Wednesday, June 13, 2007

This Ain't No Monkey Business

When I heard the first couple of singles for Skid Row's sophomore release, I was blown away by the sheer heaviness of them. "Monkey Business" was a wailing groove fest of chunkiness and "Slave To The Grind" was a thrash assault. I couldn't believe that this was the same band that released (albeit a great album) the stereo-typical hard rock album "Skid Row".

Now I don't want to offend anyone by sounding like Skid Row's debut was sub par, they certainly brought their own sound to the hard rock scene and did it with gusto. I simply want to emphasize the drastic jump in heaviness on their follow up "Slave To The Grind".

Most bands would take a few albums to polish their sound, but Skid Row skipped a few steps and released what I think is the best work. Ever. I like the newer heavier sound, thick and crunchy, yet done without compromising the Skid Row signature. There was no mistaking who this album belonged to, but what a risk the band took. Kudos.

I'll just say it now that this is my favourite Skid Row album and, I think, is when the band peaked. "Slave To The Grind" had it all from blistering thrash/punk crossovers, hard rock anthems, heart wrenching ballads and social and political commentaries.

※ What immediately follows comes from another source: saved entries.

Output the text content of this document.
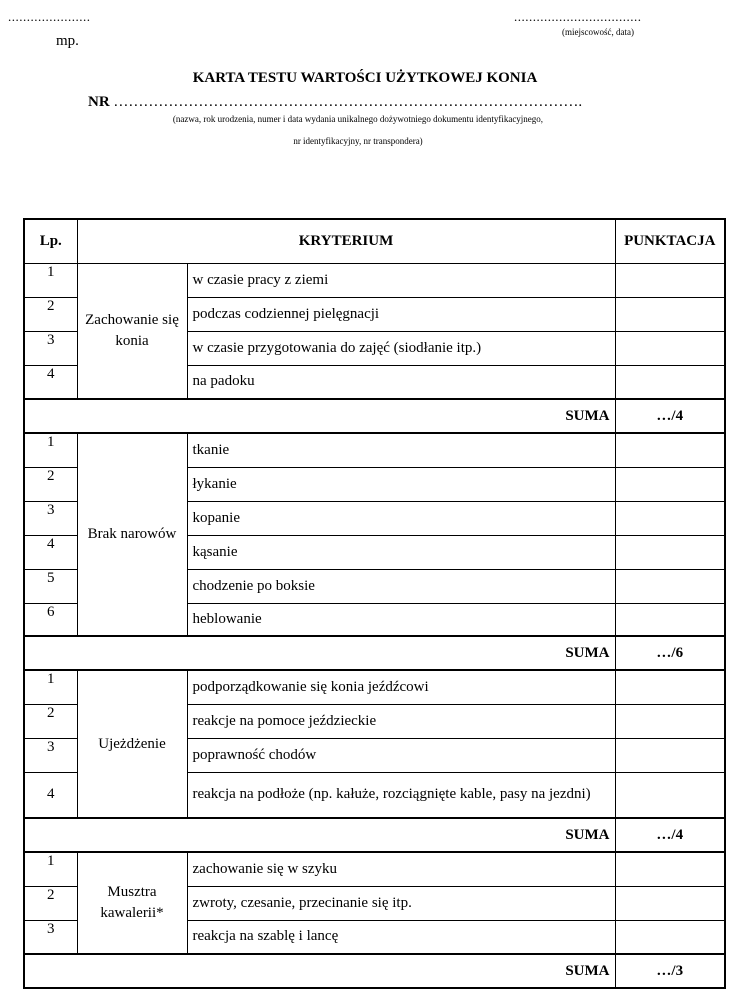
......................
mp.
..................................
(miejscowość, data)
KARTA TESTU WARTOŚCI UŻYTKOWEJ KONIA
NR ………………………………………………………………………………….
(nazwa, rok urodzenia, numer i data wydania unikalnego dożywotniego dokumentu identyfikacyjnego,
nr identyfikacyjny, nr transpondera)
Lp.	KRYTERIUM		PUNKTACJA
1	Zachowanie się konia	w czasie pracy z ziemi	
2		podczas codziennej pielęgnacji	
3		w czasie przygotowania do zajęć (siodłanie itp.)	
4		na padoku	
SUMA			…/4
1	Brak narowów	tkanie	
2		łykanie	
3		kopanie	
4		kąsanie	
5		chodzenie po boksie	
6		heblowanie	
SUMA			…/6
1	Ujeżdżenie	podporządkowanie się konia jeźdźcowi	
2		reakcje na pomoce jeździeckie	
3		poprawność chodów	
4		reakcja na podłoże (np. kałuże, rozciągnięte kable, pasy na jezdni)	
SUMA			…/4
1	Musztra kawalerii*	zachowanie się w szyku	
2		zwroty, czesanie, przecinanie się itp.	
3		reakcja na szablę i lancę	
SUMA			…/3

That was the other major difference on this album. Lyrical content was more controversial and charged. Very punk/thrash attitude with touches of humour as well. Poetically obscure yet surprisingly intelligent and thought provoking.

The album begins with the almost bluesy rocker "Monkey Business" which blasts us with some great riffs and drumwork. This is followed by the title track "Slave To The Grind" which is essentially a thrash song and an angry aggressive one to boot. Bach's vocals are growls and
wailing and is fine example of his vocal diversity.

"Psycho Love" and "Creepshow" follow in the groovy vein of "Monkey Business" but where "Monkey ..." is socially aware "Psycho Love" is a more haunting/disturbing look at love and "Creepshow" is more humourous (think daytime talkshows).

"The Threat" and "Living On A Chain Gang" are both meaty thrashy tunes that politically charged. Some great wails on "... Chain Gang" and fine solos on "The Threat". "Riot Act" reminds me of "Crossover" era DRI and Suicidal Tendencies with their punk/thrash hybrids.

The ballads here are passionate, thought-provoking and reflective. "Quicksand Jesus" is haunting and reeks of emotion. A very reflective piece that leaves you yearning for answers to questions only you can answer yourself. "Darkened Room" is a similar reflective song steeped in anguish and hauntingly chilling. A very moving solo. The album closer is "Wasted Time" and this song is a vivid and thoughtful look at addiction. Poetic and sorrowful with yet another signature passionate solo. A brilliant closer.

There are 2 different releases of "Slave To The Grind", the regular version with the playfully aggressive thrash tinged "Get The F**k Out" (My copy) and the family friendlier version with "Beggars Day". I downloaded "Beggar's Day" to complete my copy of "Slave ..." and it's not a bad tune. It is actually far more like earlier Skid Row than anything else on the album, only slightly thicker guitars. A real hard rock sound to it and would fit better on the bands debut. I prefer my release with "Get The F**k Out".

My favourite track (though every song is a killer tune) is "Muddkicker". This song is chunky mid-paced thrasher and probably the heaviest song they've done. Their is a dark edge to the aggressiveness and Bach's vocals are perfect. He doesn't get showy, but sings the song flat out. Unflashy and passionate. A true sign of a great vocalist (in my opinion).

It would be a number of years before Skid Row's third album "Subhuman Race", but before I get to that, I'll talk about the band's B-Side's EP release of cover songs next.


Blogger anonymous jones said...

Didn't you mention 'hair metal' a few posts back? Was that a typo? If not, what is that then? I think I missed something.

6:48 PM  
Blogger dschalek said...

Sorry, Dpth, to me, Skid Row was just another asshole/ glam/ hair / poser band to be avoided like the plague.

8:20 PM  
Blogger Metal Mark said...

I liked Slave to the grind, but not as much as the debut.

4:30 PM  
Blogger Ray Van Horn, Jr. said...

This album was good, definitely in a different league than the S/T album, and I'm for it. Subhuman Race is my favorite Skid Row disc, though. It's so pissy and you know they were falling apart then, but it has balls.